Data augmentation is done by flipping the images. Run the following command.
python flip_images.py
- When you are done adding new gestures run the load_images.py file once. You do not need to run this file again until and unless you add a new gesture. This command basically segments the data into test, train and validation sets.
python load_images.py
- To see all the gestures that are stored in 'gestures/' folder run this command
python display_all_gestures.py
- So training can be done with Keras. Train using Keras then use the cnn_keras.py file.
python cnn_keras.py
- Model is saved through Keras. You will have the model in the root directory by the name cnn_model_keras2.h5.
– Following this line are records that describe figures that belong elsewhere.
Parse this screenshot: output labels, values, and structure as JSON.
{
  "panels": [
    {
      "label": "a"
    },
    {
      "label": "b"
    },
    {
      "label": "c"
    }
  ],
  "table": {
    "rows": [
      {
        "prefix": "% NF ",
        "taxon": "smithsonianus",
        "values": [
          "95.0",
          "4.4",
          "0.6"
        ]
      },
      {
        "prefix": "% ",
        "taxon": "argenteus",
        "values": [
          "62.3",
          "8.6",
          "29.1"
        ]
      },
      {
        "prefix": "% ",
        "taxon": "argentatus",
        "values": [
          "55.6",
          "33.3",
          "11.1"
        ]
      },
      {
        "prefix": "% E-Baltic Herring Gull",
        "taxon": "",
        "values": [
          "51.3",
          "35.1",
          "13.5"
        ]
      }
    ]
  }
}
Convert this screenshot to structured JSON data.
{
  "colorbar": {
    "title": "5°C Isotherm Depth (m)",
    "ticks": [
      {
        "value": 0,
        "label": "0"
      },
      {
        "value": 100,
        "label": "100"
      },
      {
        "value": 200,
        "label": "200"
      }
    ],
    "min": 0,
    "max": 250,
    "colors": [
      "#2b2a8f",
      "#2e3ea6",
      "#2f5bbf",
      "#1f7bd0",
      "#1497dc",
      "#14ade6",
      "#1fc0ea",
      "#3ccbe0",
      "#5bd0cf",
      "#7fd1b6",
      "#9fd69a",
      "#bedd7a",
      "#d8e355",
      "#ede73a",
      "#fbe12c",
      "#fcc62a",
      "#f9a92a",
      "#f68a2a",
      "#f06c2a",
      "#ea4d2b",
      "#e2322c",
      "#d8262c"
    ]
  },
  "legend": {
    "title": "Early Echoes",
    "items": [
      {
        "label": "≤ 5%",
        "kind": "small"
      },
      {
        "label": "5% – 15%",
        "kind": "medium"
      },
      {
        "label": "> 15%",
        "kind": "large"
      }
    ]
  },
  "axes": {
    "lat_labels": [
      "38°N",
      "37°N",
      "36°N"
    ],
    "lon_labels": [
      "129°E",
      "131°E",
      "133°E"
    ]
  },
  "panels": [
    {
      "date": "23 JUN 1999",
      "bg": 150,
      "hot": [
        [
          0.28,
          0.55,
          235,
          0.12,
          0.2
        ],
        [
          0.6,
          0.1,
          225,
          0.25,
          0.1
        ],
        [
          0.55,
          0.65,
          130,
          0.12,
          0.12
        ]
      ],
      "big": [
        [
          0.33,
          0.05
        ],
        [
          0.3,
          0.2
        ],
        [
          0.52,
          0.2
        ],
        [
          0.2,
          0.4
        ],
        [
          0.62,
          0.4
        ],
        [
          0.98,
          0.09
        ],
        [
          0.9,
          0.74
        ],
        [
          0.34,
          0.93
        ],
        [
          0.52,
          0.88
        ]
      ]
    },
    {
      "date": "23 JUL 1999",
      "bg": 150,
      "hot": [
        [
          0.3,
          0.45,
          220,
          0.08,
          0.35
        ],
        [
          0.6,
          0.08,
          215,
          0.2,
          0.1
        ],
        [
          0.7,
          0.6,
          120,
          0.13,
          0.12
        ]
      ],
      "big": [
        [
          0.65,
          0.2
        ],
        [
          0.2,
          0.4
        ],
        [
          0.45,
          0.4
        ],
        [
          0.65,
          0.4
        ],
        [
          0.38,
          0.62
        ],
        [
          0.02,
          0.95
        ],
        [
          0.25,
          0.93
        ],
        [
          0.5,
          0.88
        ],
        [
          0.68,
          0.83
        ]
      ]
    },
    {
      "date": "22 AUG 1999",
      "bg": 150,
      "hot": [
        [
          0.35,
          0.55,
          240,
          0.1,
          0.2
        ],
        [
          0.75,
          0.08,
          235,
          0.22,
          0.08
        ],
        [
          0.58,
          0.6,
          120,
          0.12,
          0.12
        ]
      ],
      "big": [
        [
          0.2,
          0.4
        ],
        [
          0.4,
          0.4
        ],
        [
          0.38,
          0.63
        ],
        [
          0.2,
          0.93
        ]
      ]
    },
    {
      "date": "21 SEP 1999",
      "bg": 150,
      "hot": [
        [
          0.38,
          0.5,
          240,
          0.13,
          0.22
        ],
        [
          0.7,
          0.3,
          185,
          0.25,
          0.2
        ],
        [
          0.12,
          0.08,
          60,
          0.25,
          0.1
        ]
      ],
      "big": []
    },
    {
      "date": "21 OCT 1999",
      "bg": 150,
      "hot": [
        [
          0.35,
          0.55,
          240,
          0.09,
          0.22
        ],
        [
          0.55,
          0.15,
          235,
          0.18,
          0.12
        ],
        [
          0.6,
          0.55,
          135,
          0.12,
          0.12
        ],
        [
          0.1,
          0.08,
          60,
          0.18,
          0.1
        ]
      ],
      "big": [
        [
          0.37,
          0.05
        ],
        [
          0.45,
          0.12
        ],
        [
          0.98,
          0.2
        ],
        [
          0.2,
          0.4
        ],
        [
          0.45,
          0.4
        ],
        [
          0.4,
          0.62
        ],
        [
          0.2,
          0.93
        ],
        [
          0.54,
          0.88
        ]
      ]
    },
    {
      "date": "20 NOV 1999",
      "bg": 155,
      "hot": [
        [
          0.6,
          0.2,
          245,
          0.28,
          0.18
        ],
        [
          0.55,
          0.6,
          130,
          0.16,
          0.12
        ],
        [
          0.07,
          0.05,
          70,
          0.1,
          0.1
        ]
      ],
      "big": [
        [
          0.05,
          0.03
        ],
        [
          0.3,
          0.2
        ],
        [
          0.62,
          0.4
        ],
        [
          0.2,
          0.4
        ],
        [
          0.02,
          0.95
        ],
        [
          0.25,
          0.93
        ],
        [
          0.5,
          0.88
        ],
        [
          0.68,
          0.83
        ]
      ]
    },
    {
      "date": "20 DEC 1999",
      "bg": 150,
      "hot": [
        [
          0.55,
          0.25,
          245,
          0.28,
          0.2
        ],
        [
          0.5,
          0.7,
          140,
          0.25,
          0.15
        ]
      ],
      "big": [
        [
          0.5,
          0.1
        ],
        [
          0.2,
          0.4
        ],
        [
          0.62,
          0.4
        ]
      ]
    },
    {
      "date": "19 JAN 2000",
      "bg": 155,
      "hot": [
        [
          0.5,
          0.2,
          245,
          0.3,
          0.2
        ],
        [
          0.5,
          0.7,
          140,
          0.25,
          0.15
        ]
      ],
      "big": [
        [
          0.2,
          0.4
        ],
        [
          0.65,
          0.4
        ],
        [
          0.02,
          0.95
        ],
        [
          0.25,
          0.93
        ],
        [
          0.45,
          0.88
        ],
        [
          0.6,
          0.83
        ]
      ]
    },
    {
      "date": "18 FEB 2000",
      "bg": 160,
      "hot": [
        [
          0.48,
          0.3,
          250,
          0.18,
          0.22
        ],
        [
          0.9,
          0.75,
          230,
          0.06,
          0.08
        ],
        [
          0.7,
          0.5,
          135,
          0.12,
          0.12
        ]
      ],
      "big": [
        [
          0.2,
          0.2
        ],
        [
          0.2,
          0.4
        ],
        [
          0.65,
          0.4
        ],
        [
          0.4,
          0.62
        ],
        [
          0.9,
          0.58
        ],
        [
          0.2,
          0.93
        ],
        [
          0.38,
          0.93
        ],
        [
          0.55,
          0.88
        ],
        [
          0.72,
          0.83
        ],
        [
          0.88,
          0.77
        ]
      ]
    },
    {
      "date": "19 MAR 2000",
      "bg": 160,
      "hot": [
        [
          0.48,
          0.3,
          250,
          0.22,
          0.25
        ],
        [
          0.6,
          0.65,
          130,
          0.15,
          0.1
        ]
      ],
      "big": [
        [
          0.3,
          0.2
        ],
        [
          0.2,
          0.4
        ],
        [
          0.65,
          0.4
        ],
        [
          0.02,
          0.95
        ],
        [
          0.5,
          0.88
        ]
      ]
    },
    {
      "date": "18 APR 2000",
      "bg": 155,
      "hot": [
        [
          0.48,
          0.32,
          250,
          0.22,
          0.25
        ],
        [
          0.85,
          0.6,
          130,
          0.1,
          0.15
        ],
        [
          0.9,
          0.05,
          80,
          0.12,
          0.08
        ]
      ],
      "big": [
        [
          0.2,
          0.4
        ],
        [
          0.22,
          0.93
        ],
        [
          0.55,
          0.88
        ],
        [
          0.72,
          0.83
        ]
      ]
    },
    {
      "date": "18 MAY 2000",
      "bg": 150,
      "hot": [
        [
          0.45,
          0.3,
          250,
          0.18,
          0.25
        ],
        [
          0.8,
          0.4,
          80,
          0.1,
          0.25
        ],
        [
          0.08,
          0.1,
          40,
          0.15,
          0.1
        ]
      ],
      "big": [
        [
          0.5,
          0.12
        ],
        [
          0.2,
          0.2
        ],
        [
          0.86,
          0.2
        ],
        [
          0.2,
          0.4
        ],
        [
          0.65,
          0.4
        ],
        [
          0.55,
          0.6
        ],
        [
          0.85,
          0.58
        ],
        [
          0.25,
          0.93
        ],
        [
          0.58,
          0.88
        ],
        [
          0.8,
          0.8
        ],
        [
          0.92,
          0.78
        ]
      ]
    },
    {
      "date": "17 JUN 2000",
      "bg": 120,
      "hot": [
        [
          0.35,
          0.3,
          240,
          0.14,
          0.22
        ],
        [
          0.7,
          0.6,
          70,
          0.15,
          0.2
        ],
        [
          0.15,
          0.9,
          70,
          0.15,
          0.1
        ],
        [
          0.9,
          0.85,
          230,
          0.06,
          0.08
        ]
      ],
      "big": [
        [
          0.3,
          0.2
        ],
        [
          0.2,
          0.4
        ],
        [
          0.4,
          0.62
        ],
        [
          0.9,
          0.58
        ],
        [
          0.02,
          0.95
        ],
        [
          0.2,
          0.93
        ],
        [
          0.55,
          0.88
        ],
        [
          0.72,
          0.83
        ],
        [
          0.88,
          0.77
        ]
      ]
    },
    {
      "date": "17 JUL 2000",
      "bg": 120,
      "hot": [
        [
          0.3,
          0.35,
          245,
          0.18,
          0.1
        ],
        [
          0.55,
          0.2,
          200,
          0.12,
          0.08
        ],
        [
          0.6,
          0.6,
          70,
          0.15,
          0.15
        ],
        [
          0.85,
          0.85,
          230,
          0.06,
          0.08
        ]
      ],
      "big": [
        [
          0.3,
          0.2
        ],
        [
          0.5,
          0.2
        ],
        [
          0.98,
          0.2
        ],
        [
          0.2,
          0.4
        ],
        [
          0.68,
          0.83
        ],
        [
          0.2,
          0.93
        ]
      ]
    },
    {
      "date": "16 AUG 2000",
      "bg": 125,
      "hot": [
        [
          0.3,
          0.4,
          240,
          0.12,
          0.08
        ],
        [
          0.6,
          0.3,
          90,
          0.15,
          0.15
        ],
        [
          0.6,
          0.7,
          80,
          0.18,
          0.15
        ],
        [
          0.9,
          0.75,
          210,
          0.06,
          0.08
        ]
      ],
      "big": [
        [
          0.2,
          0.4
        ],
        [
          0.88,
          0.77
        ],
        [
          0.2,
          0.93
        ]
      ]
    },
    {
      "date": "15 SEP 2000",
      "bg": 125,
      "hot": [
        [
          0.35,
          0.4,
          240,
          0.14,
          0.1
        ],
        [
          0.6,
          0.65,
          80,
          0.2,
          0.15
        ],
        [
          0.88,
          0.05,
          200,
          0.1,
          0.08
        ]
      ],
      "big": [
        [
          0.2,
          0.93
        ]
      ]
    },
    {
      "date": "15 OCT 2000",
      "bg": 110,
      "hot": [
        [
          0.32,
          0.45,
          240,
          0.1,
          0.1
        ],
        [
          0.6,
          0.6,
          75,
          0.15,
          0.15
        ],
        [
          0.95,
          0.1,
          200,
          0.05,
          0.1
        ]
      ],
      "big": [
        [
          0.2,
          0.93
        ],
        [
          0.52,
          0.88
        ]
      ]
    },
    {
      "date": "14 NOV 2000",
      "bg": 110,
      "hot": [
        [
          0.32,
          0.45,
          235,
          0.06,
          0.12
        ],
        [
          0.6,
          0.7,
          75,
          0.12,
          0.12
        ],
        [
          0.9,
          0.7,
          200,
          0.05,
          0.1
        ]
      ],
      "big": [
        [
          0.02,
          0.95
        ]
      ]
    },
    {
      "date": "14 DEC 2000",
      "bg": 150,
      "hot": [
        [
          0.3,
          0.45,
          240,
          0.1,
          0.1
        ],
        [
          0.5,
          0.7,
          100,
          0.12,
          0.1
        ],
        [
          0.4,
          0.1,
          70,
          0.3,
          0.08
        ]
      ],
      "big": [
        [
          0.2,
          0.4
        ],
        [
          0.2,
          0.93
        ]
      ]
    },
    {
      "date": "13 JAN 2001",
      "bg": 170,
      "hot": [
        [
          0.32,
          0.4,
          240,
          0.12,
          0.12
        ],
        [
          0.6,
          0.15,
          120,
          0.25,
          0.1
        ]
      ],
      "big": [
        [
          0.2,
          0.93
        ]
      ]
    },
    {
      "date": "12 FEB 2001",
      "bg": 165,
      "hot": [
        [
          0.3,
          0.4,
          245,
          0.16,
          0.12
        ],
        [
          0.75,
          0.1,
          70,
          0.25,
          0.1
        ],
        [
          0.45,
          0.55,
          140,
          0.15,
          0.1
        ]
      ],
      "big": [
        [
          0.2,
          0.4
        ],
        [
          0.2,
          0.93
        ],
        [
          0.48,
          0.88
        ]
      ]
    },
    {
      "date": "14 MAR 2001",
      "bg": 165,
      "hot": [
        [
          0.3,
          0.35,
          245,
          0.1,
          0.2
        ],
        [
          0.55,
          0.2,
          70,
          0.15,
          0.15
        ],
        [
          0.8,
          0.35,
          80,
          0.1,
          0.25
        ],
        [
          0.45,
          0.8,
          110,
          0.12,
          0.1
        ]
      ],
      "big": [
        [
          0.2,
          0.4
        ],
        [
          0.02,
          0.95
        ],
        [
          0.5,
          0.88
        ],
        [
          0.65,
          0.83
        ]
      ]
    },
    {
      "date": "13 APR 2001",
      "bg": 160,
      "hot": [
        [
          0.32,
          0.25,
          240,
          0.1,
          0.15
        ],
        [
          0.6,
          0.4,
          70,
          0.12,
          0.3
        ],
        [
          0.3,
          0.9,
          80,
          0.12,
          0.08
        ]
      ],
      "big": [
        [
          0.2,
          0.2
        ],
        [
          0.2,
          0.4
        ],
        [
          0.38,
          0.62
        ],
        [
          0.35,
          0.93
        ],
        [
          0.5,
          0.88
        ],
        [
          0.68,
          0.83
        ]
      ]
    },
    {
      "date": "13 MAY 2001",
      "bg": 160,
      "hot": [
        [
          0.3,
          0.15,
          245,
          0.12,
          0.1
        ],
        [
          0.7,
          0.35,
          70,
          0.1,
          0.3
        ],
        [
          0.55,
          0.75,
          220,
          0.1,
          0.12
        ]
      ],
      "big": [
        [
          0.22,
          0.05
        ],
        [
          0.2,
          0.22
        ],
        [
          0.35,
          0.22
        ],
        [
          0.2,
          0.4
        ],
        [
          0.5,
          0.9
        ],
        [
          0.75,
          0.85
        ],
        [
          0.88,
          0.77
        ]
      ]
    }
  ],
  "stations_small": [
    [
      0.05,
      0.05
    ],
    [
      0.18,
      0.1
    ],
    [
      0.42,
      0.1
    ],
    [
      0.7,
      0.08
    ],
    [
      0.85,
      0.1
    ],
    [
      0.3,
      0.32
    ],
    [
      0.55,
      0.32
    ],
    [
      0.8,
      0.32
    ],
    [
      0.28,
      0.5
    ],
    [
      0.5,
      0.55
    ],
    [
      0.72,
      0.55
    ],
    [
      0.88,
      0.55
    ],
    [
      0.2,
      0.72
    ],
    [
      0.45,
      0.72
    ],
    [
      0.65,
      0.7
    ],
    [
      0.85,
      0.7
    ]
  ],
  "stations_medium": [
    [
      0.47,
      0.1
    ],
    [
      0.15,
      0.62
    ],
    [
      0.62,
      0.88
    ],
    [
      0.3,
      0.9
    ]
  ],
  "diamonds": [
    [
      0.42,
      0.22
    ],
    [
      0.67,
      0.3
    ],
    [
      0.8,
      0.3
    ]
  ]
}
- To get the classification reports about the model make sure you have test_images and test_labels file which are generated by load_images.py. In case you do not have them run load_images.py file again. Then run this file
python get_model_reports.py
- You will get the confusion matrix, f scores, precision and recall for the predictions by the model. Also testing accuracy.
- For recognition start the recognize_gesture.py file.
python recognize_gesture.py
- You will have a small green box inside which you need to do your gestures. The adjacent area will display the word(s).
We chose 'Influence the Masses' as the speech and hearing impaired community has been suppressed for a long time due to their disability. This not only revolutionizes as to how these people will communicate in the future but also provides a more open, accepting take on the general people's perception of this community. This helps them become more 'abled'.
We used the AWS SageMaker notebook instances on the m5.2xlarge VM. The data creation, framing, training and testing was done on the platform. Initially we started with Inception v3, due to overfitting we got satisfactory results through CNN only.